Время от времени Пряхин, мокрый и взлохмаченный, приоткрывал фанерную дверцу, смотрел в щель на толпу, высматривал знакомые лица, ждал девочек. Но их ждать не требовалось — сами пришли. Все втроем возникли в дверном проеме, он смутился своего вида, особенно шрамов на животе, потом махнул рукой — вроде как рабочего вида не стесняются, — усадил их на полати.
— Тут еще интереснее! — сказала Маша, оглядывая крутящийся сумрачный барабан.
Алексей ликовал, глядя, как девочки прижались друг к дружке на его лежанке, словно три голенастых птенца.

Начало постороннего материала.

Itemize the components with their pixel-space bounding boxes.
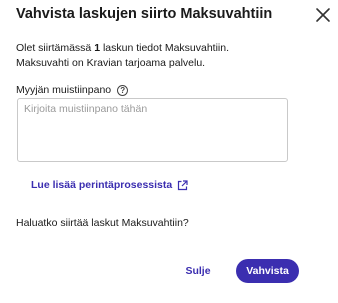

Катя повязала голову косыночкой под стать платью — красной, кумачовая вся, даже, кажется, лицо ее порозовело от красного цвета — смущенно отводит глаза. Маша — та на Алексея зыркает простодушно, зрачки как два фонарика — то туда, то сюда, — не моргая, разглядывают мир, ожидая добра. Лизины глаза смотрят осторожно и ласково, утопая в густых ресницах. Она как бы посерединке — между Катей и Машей. Нет еще взрослого смущения во взгляде, но нет и детской наивности — в ее возрасте настало благостное равновесие, полное надежды и веры.